Small commercial property owners are more difficult for conservation advocates to reach and often have more pressing concerns than energy efficiency, said John Farrell of the Institute for Local Self-Reliance and a member of the Minneapolis Energy Vision Advisory Committee. And the city has fallen far short of its goal of retrofitting homes, with perhaps 15 percent retrofitted for energy efficiency, Farrell said.
“That 75 percent retrofit goal is the one that most starkly stands out,” Farrell said. “We’d have to increase the rate at which we’re reaching people and improving properties by almost tenfold over the next eight years in order to meet that goal, and I don’t know that the city can be successful, frankly.”
Never mind that for the first time, average electricity prices in Minnesota have been registering above the national average in 2017. American Experiment’s recent report, “Energy Policy in Minnesota: The High Cost of Failure,” tracks the rise in electric rates at a time of a massive $15 billion investment in wind farms and transmission lines in the state.
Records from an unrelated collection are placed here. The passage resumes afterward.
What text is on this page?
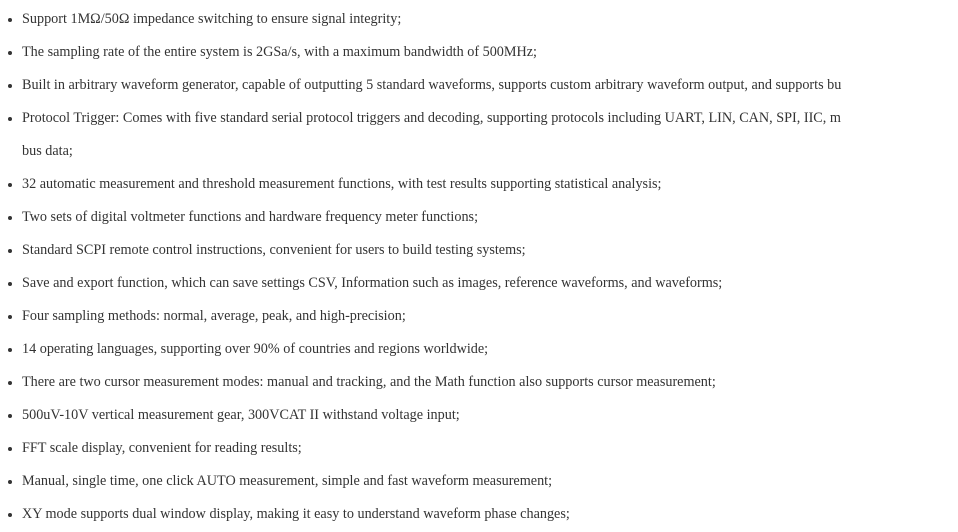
Support 1MΩ/50Ω impedance switching to ensure signal integrity;
The sampling rate of the entire system is 2GSa/s, with a maximum bandwidth of 500MHz;
Built in arbitrary waveform generator, capable of outputting 5 standard waveforms, supports custom arbitrary waveform output, and supports bu
Protocol Trigger: Comes with five standard serial protocol triggers and decoding, supporting protocols including UART, LIN, CAN, SPI, IIC, m
bus data;
32 automatic measurement and threshold measurement functions, with test results supporting statistical analysis;
Two sets of digital voltmeter functions and hardware frequency meter functions;
Standard SCPI remote control instructions, convenient for users to build testing systems;
Save and export function, which can save settings CSV, Information such as images, reference waveforms, and waveforms;
Four sampling methods: normal, average, peak, and high-precision;
14 operating languages, supporting over 90% of countries and regions worldwide;
There are two cursor measurement modes: manual and tracking, and the Math function also supports cursor measurement;
500uV-10V vertical measurement gear, 300VCAT II withstand voltage input;
FFT scale display, convenient for reading results;
Manual, single time, one click AUTO measurement, simple and fast waveform measurement;
XY mode supports dual window display, making it easy to understand waveform phase changes;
Co-author Stephen Hayward shared the report’s conclusions in a recent op-ed.
Minnesota’s notable electricity cost advantage has disappeared. For most of the last 25 years, Minnesota’s electricity prices were about 20 percent below the national average. But over the last five years — when renewable capacity was expanded at a fast pace — Minnesota’s cost advantage has rapidly disappeared, and in March for the very first time Minnesota’s electricity prices rose above the national average.
On top of that, Minnesota has squandered its historic advantage in electric costs without making much of a dent in the state’s greenhouse gas emissions.
The real embarrassment is that renewable energy is not achieving significant reductions in carbon dioxide emissions. Between 2005 and 2014, Minnesota’s CO2 emissions fell 6.6 percent (and much of this reduction was achieved by greater use of natural gas, not wind), while the nation as a whole reduced CO2 emissions by 9.3 percent. In fact, over the last two years, greenhouse gas emissions from electricity in Minnesota have risen, even as more wind power was installed.
But when it comes to global warming, the facts have as little impact on leftists as the state’s energy policy has on CO2 emissions. So Minneapolis will make it more expensive for residents to turn on the lights and heat, regardless of the outcome.